Was the dismissal harsh unjust or unreasonable?
[28] Pursuant to s.387 of the Act, in considering whether it is satisfied that a dismissal was harsh, unjust or unreasonable, the FWC must take into account:
“(a) whether there was a valid reason for the dismissal related to the person’s capacity or conduct (including its effect on the safety and welfare of other employees); and
(b) whether the person was notified of that reason; and
(c) whether the person was given an opportunity to respond to any reason related to the capacity or conduct of the person; and
(d) any unreasonable refusal by the employer to allow the person to have a support person present to assist at any discussions relating to dismissal; and
(e) if the dismissal related to unsatisfactory performance by the person—whether the person had been warned about that unsatisfactory performance before the dismissal; and
(f) the degree to which the size of the employer’s enterprise would be likely to impact on the procedures followed in effecting the dismissal; and
(g) the degree to which the absence of dedicated human resource management specialists or expertise in the enterprise would be likely to impact on the procedures followed in effecting the dismissal; and
(h) any other matters that the FWC considers relevant.”
Valid reason - s.387(a)
[29] Notwithstanding its formulation under a different legislative environment, I have adopted the definition of a valid reason set out by Northrop J in Selvachandran v Peteron Plastics Pty Ltd29which requires the reason for termination to be “sound, defensible or well founded.”

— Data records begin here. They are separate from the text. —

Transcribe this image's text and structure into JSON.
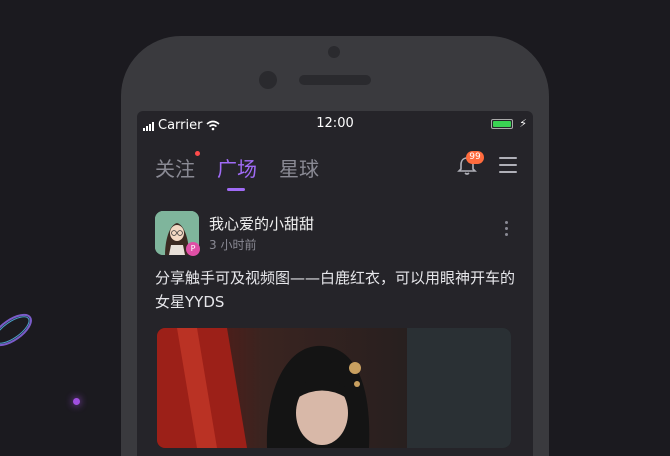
{
  "status_bar": {
    "carrier": "Carrier",
    "time": "12:00",
    "battery_charging_icon": "lightning-icon"
  },
  "tabs": [
    {
      "label": "关注",
      "active": false,
      "has_dot": true
    },
    {
      "label": "广场",
      "active": true,
      "has_dot": false
    },
    {
      "label": "星球",
      "active": false,
      "has_dot": false
    }
  ],
  "header_actions": {
    "notifications_icon": "bell-icon",
    "notifications_count": "99",
    "menu_icon": "hamburger-menu-icon"
  },
  "post": {
    "username": "我心爱的小甜甜",
    "time_ago": "3 小时前",
    "avatar_badge": "P",
    "text": "分享触手可及视频图——白鹿红衣，可以用眼神开车的女星YYDS"
  },
  "colors": {
    "accent": "#a06bf5",
    "badge": "#ff6b3d",
    "tab_dot": "#ff4b4b",
    "battery": "#3ad353"
  }
}
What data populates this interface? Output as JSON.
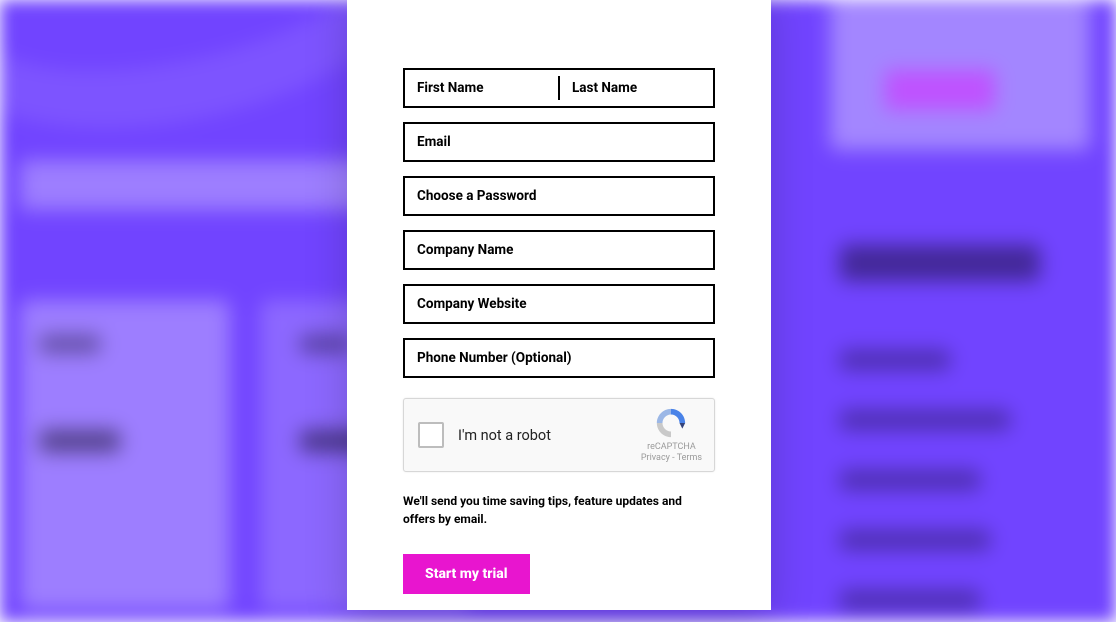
{
  "colors": {
    "accent": "#e815cf",
    "overlay": "#6c3fff"
  },
  "form": {
    "first_name": {
      "placeholder": "First Name",
      "value": ""
    },
    "last_name": {
      "placeholder": "Last Name",
      "value": ""
    },
    "email": {
      "placeholder": "Email",
      "value": ""
    },
    "password": {
      "placeholder": "Choose a Password",
      "value": ""
    },
    "company": {
      "placeholder": "Company Name",
      "value": ""
    },
    "website": {
      "placeholder": "Company Website",
      "value": ""
    },
    "phone": {
      "placeholder": "Phone Number (Optional)",
      "value": ""
    }
  },
  "captcha": {
    "checkbox_label": "I'm not a robot",
    "brand": "reCAPTCHA",
    "privacy": "Privacy",
    "terms": "Terms",
    "sep": " - "
  },
  "disclosure": "We'll send you time saving tips, feature updates and offers by email.",
  "submit_label": "Start my trial"
}
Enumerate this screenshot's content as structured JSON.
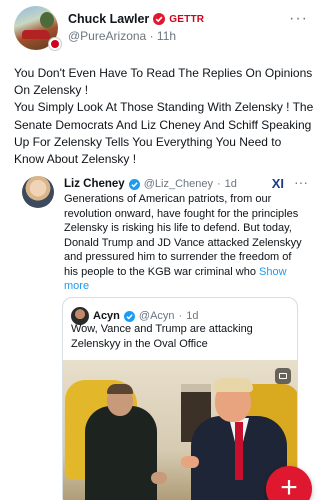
{
  "post": {
    "author_name": "Chuck Lawler",
    "network": "GETTR",
    "handle": "@PureArizona",
    "separator": "·",
    "time": "11h",
    "more_icon": "more-horizontal-icon",
    "body_lines": [
      "You Don't Even Have To Read The Replies On Opinions On Zelensky !",
      "You Simply Look At Those Standing With Zelensky ! The Senate Democrats And Liz Cheney And Schiff Speaking Up For Zelensky Tells You Everything You Need to Know About Zelensky !"
    ]
  },
  "quote": {
    "author_name": "Liz Cheney",
    "handle": "@Liz_Cheney",
    "separator": "·",
    "time": "1d",
    "source_logo": "XI",
    "body": "Generations of American patriots, from our revolution onward, have fought for  the principles Zelensky is risking his life to defend. But today, Donald Trump and JD Vance attacked Zelenskyy and pressured him to surrender the freedom of his people to the KGB war criminal who",
    "show_more": "Show more"
  },
  "nested_quote": {
    "author_name": "Acyn",
    "handle": "@Acyn",
    "separator": "·",
    "time": "1d",
    "body": "Wow, Vance and Trump are attacking Zelenskyy in the Oval Office"
  },
  "fab": {
    "label": "+",
    "icon": "plus-icon"
  },
  "colors": {
    "brand_red": "#e0182f",
    "link_blue": "#1d9bf0",
    "verified_blue": "#1d9bf0",
    "muted": "#6b7680"
  }
}
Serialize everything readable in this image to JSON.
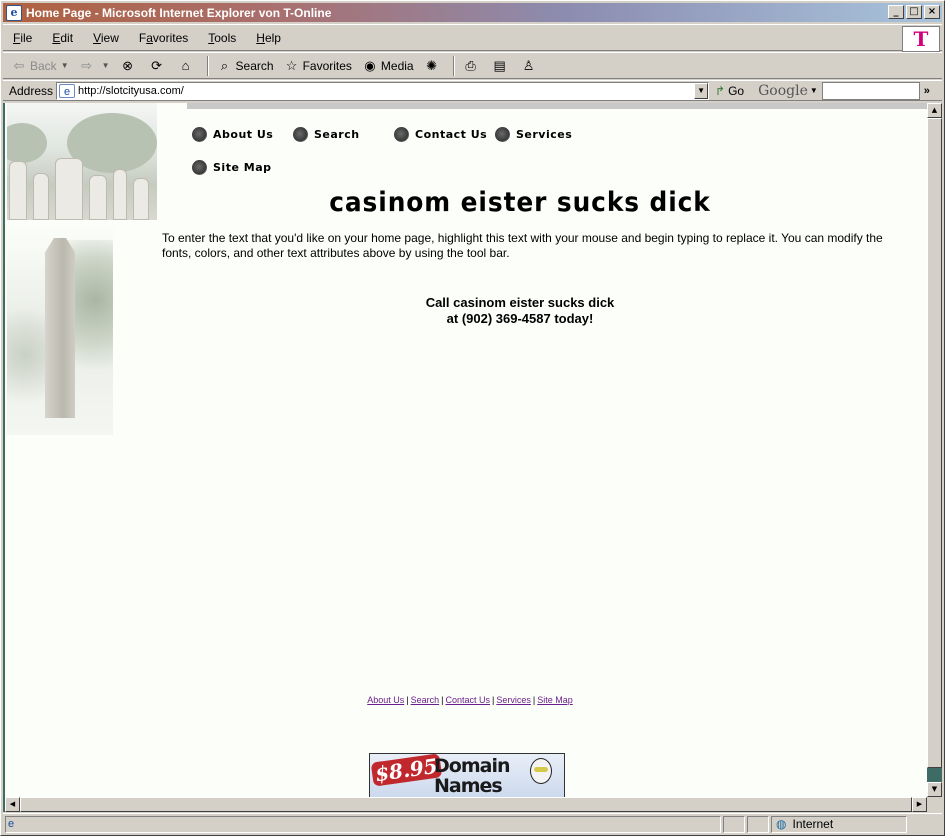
{
  "window": {
    "title": "Home Page - Microsoft Internet Explorer von T-Online",
    "controls": {
      "minimize": "_",
      "maximize": "□",
      "close": "×"
    }
  },
  "menu": {
    "items": [
      {
        "label": "File",
        "key": "F",
        "rest": "ile"
      },
      {
        "label": "Edit",
        "key": "E",
        "rest": "dit"
      },
      {
        "label": "View",
        "key": "V",
        "rest": "iew"
      },
      {
        "label": "Favorites",
        "key": "F",
        "rest": "avorites",
        "prefix": ""
      },
      {
        "label": "Tools",
        "key": "T",
        "rest": "ools"
      },
      {
        "label": "Help",
        "key": "H",
        "rest": "elp"
      }
    ],
    "brand_logo": "T"
  },
  "toolbar": {
    "back": "Back",
    "search": "Search",
    "favorites": "Favorites",
    "media": "Media"
  },
  "address": {
    "label": "Address",
    "url": "http://slotcityusa.com/",
    "go": "Go",
    "google": "Google"
  },
  "page": {
    "nav": {
      "about": "About Us",
      "search": "Search",
      "contact": "Contact Us",
      "services": "Services",
      "sitemap": "Site Map"
    },
    "headline": "casinom eister sucks dick",
    "intro": "To enter the text that you'd like on your home page, highlight this text with your mouse and begin typing to replace it.  You can modify the fonts, colors, and other text attributes above by using the tool bar.",
    "call_line1": "Call casinom eister sucks dick",
    "call_line2": "at (902) 369-4587 today!",
    "footer_links": [
      "About Us",
      "Search",
      "Contact Us",
      "Services",
      "Site Map"
    ],
    "ad": {
      "price": "$8.95",
      "text_line1": "Domain",
      "text_line2": "Names",
      "brand": "Go Daddy"
    }
  },
  "status": {
    "zone": "Internet"
  }
}
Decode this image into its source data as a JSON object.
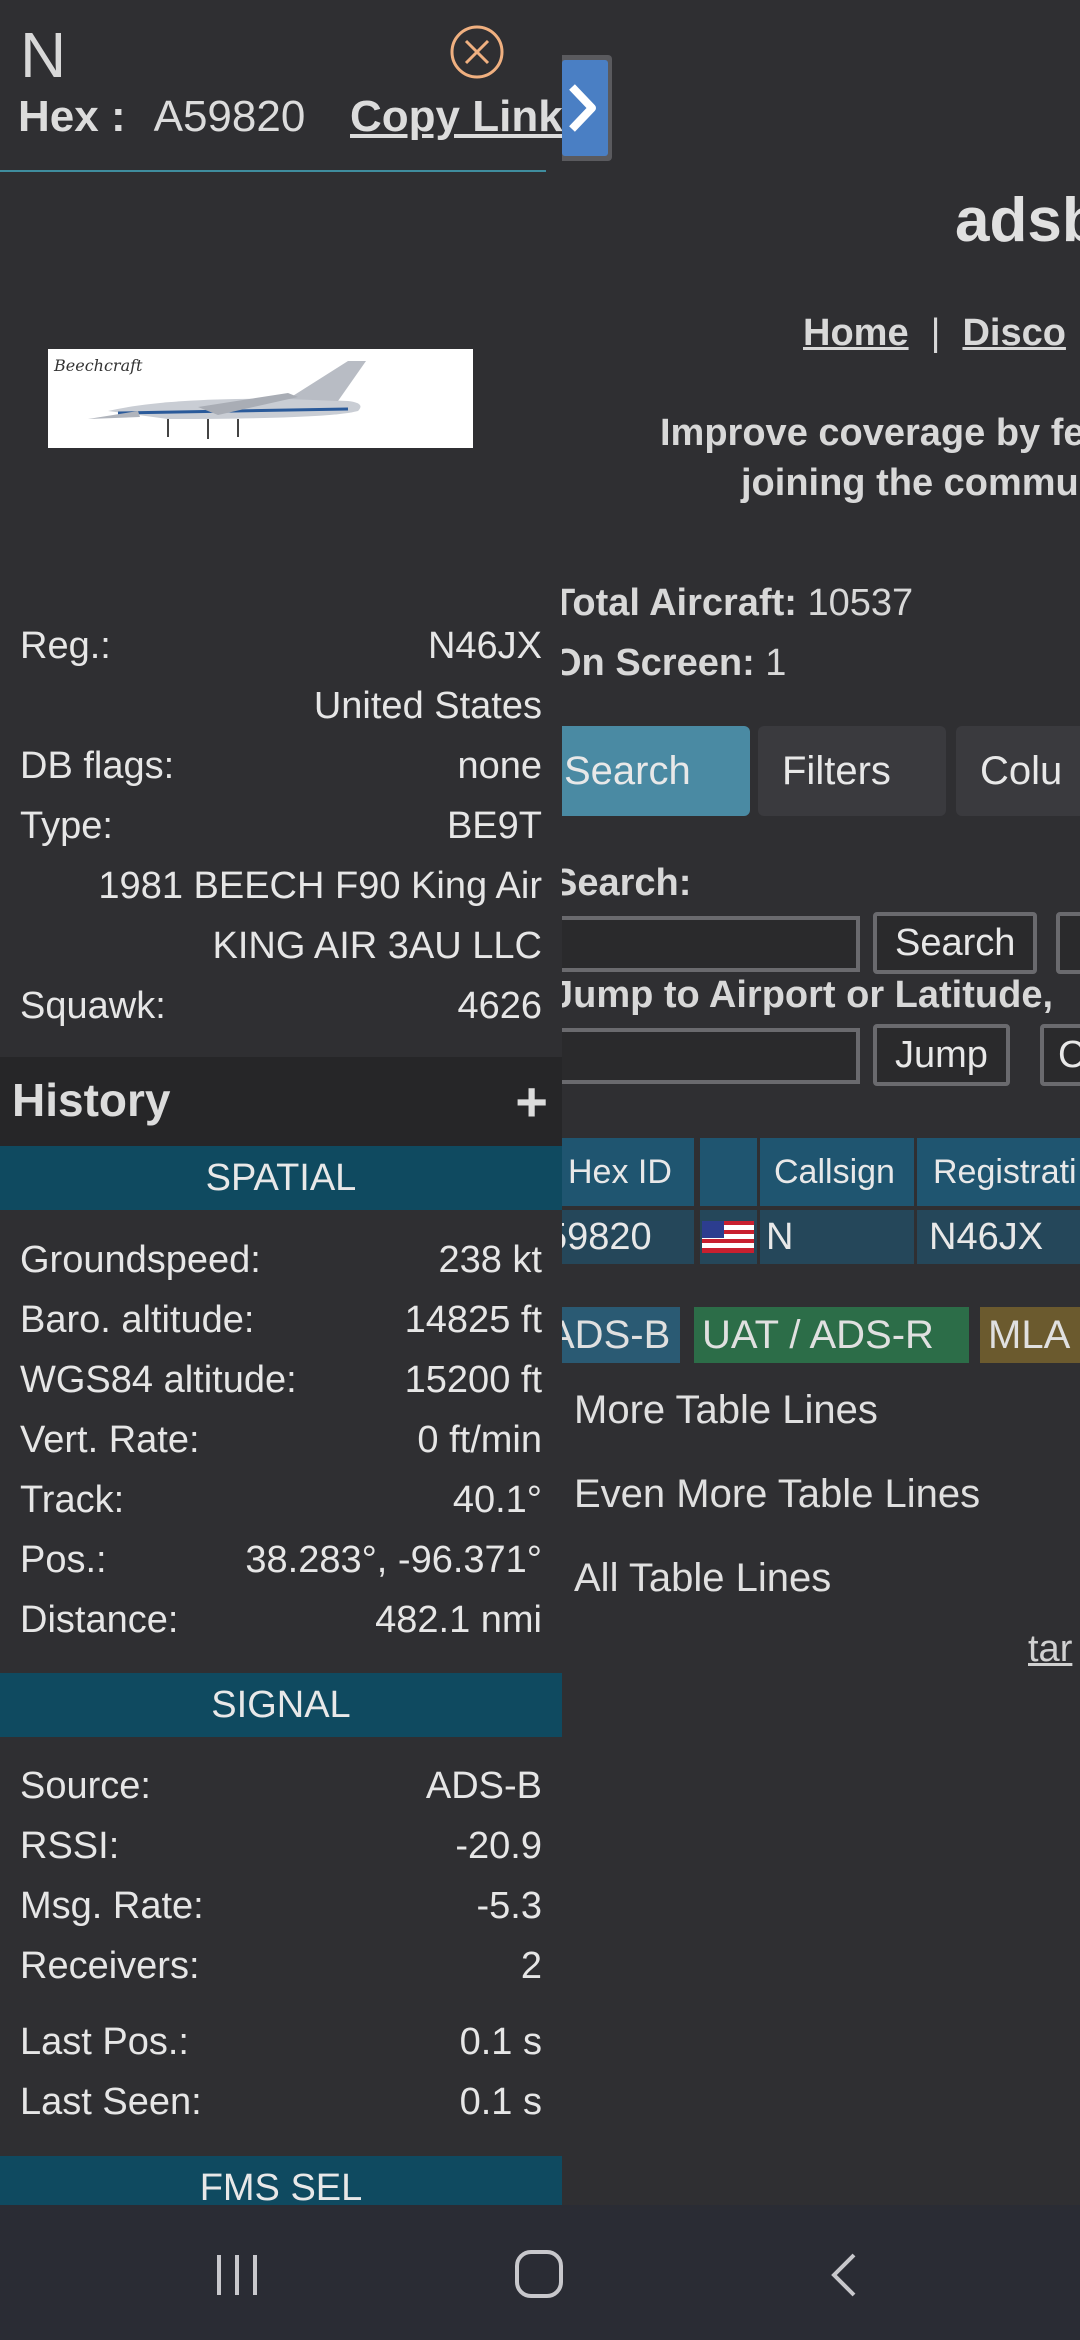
{
  "right_page": {
    "title": "adsb",
    "nav": {
      "home": "Home",
      "sep": "|",
      "discord": "Disco"
    },
    "improve_line1": "Improve coverage by fe",
    "improve_line2": "joining the commu",
    "total_label": "Total Aircraft:",
    "total_value": "10537",
    "onscreen_label": "On Screen:",
    "onscreen_value": "1",
    "tabs": [
      "Search",
      "Filters",
      "Colu"
    ],
    "search_label": "Search:",
    "search_button": "Search",
    "jump_label": "Jump to Airport or Latitude,",
    "jump_button": "Jump",
    "table": {
      "headers": [
        "Hex ID",
        "",
        "Callsign",
        "Registrati"
      ],
      "row": {
        "hex": "59820",
        "callsign": "N",
        "registration": "N46JX"
      }
    },
    "badges": [
      "ADS-B",
      "UAT / ADS-R",
      "MLA"
    ],
    "checkboxes": [
      "More Table Lines",
      "Even More Table Lines",
      "All Table Lines"
    ],
    "link": "tar"
  },
  "panel": {
    "callsign": "N",
    "hex_label": "Hex :",
    "hex_value": "A59820",
    "copy_link": "Copy Link",
    "info": [
      {
        "label": "Reg.:",
        "value": "N46JX"
      },
      {
        "label": "",
        "value": "United States"
      },
      {
        "label": "DB flags:",
        "value": "none"
      },
      {
        "label": "Type:",
        "value": "BE9T"
      },
      {
        "label": "",
        "value": "1981 BEECH F90 King Air"
      },
      {
        "label": "",
        "value": "KING AIR 3AU LLC"
      },
      {
        "label": "Squawk:",
        "value": "4626"
      }
    ],
    "history_label": "History",
    "history_toggle": "+",
    "spatial_title": "SPATIAL",
    "spatial": [
      {
        "label": "Groundspeed:",
        "value": "238 kt"
      },
      {
        "label": "Baro. altitude:",
        "value": "14825 ft"
      },
      {
        "label": "WGS84 altitude:",
        "value": "15200 ft"
      },
      {
        "label": "Vert. Rate:",
        "value": "0 ft/min"
      },
      {
        "label": "Track:",
        "value": "40.1°"
      },
      {
        "label": "Pos.:",
        "value": "38.283°, -96.371°"
      },
      {
        "label": "Distance:",
        "value": "482.1 nmi"
      }
    ],
    "signal_title": "SIGNAL",
    "signal": [
      {
        "label": "Source:",
        "value": "ADS-B"
      },
      {
        "label": "RSSI:",
        "value": "-20.9"
      },
      {
        "label": "Msg. Rate:",
        "value": "-5.3"
      },
      {
        "label": "Receivers:",
        "value": "2"
      },
      {
        "label": "Last Pos.:",
        "value": "0.1 s"
      },
      {
        "label": "Last Seen:",
        "value": "0.1 s"
      }
    ],
    "fms_title": "FMS SEL"
  },
  "colors": {
    "background": "#2f2f32",
    "section_header": "#0f4a60",
    "tab_active": "#4a8aa3",
    "close_icon": "#f0b080",
    "badge_adsb": "#2a5a73",
    "badge_uat": "#2c6d48",
    "badge_mlat": "#6b5a2e"
  },
  "icons": [
    "expand-right-icon",
    "close-icon",
    "us-flag-icon",
    "recent-apps-icon",
    "home-icon",
    "back-icon"
  ]
}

[30] In light of my findings of fact, ISS did not have a valid reason to dismiss Mr Cornish.
Notification of valid reason - s.387(b)
[31] Mr Cornish was notified of the reasons for the dismissal.
Opportunity to respond - s.387(c)
[32] Mr Cornish was notified of the allegations on 21 November 2016 and given 24 hours to respond.
[33] Whilst ISS was not obliged to show Mr Cornish the CCTV footage or provide a copy of Mr Backshall’s statement, in light of the delay between the alleged breach and the investigation (which I accept was not of ISS’s making) and the fact it related to conduct which is commonplace in the working day, ISS’s failure to show Mr Cornish the CCTV footage impeded his capacity to respond to the allegations.
Any unreasonable refusal by the employer to allow Mr Cornish to have a support person present to assist at any discussions relating to dismissal - s.387(d)
[34] Mr Cornish was accompanied by a support person, whilst I note that the support person was prevented from advocating on behalf of Mr Cornish, that is not the role of a support person and I do not draw any adverse inference from it.
Warnings relative to unsatisfactory performance - s.387(e)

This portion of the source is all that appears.